The label is almost too discoloured to read at all. We expected it to say 'Unfired colours. DO NOT WET. To Clean, brush with a stiff brush', but in fact it seems to be a message from someone who found the bottle. It goes something like this, in hand-written capitals . . .
WIN . . . J D WATTS? . . .
FOUND IN . . .
OF AN OLD CHURCH
IN WELL . . . NORFOLK?
. . . OF MANY . . .
The words in the outer ring are 'THEIR WORK WAS AS IT WERE A WHEEL IN THE MIDDLE OF A WHEEL' and in the inner ring 'LIMMERLEASE COMPTON'.

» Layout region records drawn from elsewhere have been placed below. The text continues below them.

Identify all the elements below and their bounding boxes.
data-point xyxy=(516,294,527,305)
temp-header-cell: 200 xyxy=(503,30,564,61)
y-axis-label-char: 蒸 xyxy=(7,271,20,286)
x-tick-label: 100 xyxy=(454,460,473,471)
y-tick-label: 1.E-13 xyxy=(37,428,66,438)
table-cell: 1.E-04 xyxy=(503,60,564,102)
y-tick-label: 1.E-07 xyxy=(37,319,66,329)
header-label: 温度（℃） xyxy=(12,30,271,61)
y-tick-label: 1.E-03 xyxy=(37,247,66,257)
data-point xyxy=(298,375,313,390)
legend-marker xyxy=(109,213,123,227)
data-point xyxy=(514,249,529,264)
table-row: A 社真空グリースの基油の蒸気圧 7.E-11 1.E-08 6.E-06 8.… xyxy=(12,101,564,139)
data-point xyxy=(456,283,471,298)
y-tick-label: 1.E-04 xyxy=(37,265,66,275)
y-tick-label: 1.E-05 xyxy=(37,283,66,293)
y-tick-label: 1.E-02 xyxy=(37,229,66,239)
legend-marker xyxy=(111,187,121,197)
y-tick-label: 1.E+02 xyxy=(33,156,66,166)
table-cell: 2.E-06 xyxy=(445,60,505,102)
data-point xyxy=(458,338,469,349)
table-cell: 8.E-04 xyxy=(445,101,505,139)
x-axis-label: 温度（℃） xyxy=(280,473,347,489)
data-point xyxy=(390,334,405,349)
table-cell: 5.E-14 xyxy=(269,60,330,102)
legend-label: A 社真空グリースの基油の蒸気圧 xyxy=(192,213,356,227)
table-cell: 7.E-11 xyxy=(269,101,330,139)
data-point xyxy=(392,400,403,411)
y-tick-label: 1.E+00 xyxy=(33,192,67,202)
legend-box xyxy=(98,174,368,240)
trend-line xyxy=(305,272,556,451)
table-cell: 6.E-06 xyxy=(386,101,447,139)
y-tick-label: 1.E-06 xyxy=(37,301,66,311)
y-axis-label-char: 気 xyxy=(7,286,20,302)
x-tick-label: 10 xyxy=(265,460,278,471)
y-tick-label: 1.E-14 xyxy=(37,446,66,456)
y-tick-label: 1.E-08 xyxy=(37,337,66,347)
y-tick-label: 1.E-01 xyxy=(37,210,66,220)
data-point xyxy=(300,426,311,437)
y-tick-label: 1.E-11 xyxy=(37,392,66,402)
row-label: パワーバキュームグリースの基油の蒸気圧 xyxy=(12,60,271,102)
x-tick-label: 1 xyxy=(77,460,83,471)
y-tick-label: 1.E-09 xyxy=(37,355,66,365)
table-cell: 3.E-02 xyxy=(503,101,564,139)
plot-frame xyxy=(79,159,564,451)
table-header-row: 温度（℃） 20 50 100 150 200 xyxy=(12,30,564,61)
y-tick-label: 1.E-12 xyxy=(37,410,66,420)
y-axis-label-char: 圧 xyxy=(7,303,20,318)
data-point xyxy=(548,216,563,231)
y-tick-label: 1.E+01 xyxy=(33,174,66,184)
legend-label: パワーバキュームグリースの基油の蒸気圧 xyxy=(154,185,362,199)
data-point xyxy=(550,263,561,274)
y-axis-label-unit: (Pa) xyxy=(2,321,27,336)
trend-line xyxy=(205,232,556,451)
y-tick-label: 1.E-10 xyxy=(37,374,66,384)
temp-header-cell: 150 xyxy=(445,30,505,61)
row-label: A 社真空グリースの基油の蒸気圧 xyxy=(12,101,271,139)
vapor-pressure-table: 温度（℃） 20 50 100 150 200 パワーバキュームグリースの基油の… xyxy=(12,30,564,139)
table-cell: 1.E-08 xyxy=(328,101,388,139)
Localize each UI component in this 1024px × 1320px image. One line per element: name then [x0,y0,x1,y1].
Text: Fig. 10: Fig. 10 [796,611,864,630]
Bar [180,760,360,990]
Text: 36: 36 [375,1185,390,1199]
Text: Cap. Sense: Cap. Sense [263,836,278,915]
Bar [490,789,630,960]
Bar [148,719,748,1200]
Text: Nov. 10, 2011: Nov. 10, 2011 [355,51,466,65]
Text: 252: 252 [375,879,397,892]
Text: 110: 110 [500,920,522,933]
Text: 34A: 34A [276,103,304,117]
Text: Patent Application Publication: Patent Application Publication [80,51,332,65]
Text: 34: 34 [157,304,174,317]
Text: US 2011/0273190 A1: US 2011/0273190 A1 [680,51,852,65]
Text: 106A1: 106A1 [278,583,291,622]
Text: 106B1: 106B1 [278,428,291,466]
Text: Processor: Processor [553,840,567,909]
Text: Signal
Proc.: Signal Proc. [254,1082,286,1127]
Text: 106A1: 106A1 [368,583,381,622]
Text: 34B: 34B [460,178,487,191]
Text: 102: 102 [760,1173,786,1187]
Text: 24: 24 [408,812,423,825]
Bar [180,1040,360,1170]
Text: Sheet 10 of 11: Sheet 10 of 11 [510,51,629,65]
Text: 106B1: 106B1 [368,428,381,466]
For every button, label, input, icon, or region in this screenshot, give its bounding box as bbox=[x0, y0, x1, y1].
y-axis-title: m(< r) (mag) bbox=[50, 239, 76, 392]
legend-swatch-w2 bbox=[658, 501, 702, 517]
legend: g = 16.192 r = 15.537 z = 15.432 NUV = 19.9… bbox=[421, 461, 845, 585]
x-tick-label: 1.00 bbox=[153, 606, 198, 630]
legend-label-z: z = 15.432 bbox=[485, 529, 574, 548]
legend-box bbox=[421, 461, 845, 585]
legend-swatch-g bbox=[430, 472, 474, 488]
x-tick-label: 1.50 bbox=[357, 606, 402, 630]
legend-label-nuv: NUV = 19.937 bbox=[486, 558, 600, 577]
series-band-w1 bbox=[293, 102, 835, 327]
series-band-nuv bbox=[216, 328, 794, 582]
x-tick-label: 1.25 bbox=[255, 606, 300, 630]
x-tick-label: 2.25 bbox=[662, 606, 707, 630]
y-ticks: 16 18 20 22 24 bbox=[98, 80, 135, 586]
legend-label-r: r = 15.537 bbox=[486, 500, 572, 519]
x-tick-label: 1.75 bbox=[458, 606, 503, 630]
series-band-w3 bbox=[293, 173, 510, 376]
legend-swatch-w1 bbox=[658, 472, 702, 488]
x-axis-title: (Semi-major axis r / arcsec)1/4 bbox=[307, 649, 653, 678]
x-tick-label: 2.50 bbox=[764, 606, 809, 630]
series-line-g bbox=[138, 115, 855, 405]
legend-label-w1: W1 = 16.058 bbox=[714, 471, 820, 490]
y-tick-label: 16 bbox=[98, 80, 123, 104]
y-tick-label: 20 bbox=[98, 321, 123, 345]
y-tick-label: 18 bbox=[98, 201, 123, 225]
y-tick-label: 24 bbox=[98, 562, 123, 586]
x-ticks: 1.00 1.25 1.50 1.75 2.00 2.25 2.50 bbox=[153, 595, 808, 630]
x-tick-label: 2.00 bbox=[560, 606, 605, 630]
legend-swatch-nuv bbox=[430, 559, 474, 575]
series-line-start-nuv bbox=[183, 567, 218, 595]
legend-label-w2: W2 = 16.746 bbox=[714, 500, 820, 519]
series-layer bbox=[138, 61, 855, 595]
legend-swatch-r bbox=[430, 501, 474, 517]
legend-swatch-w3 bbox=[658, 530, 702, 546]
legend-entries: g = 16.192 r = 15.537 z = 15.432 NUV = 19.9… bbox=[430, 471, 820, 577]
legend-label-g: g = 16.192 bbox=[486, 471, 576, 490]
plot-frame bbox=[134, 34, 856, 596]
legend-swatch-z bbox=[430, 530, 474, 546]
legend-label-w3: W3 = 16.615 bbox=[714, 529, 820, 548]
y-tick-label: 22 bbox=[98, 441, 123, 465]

The Compton Potters' Arts Guild was set up by Mary Seaton Fraser Tyler Watts, wife of the famous painter George Watts. The couple had moved from London to the village of Compton in Surrey in the 1890s and Mary, finding clay deposits in the grounds of the house, started the pottery to give the poor of Compton employment. William de Morgan helped with the installation of the wood-fired kiln.
The pottery ran from 1899 to the mid-1950s, becoming a limited company in 1936. Designers were recruited from George Watts's artistic circle of friends, and many top names such as Alfred Gilbert and Archibald Knox provided designs for garden ornaments, decorative pots and utensils.
Wares were sold through Liberty, and the Guild's clientele included many eminent people.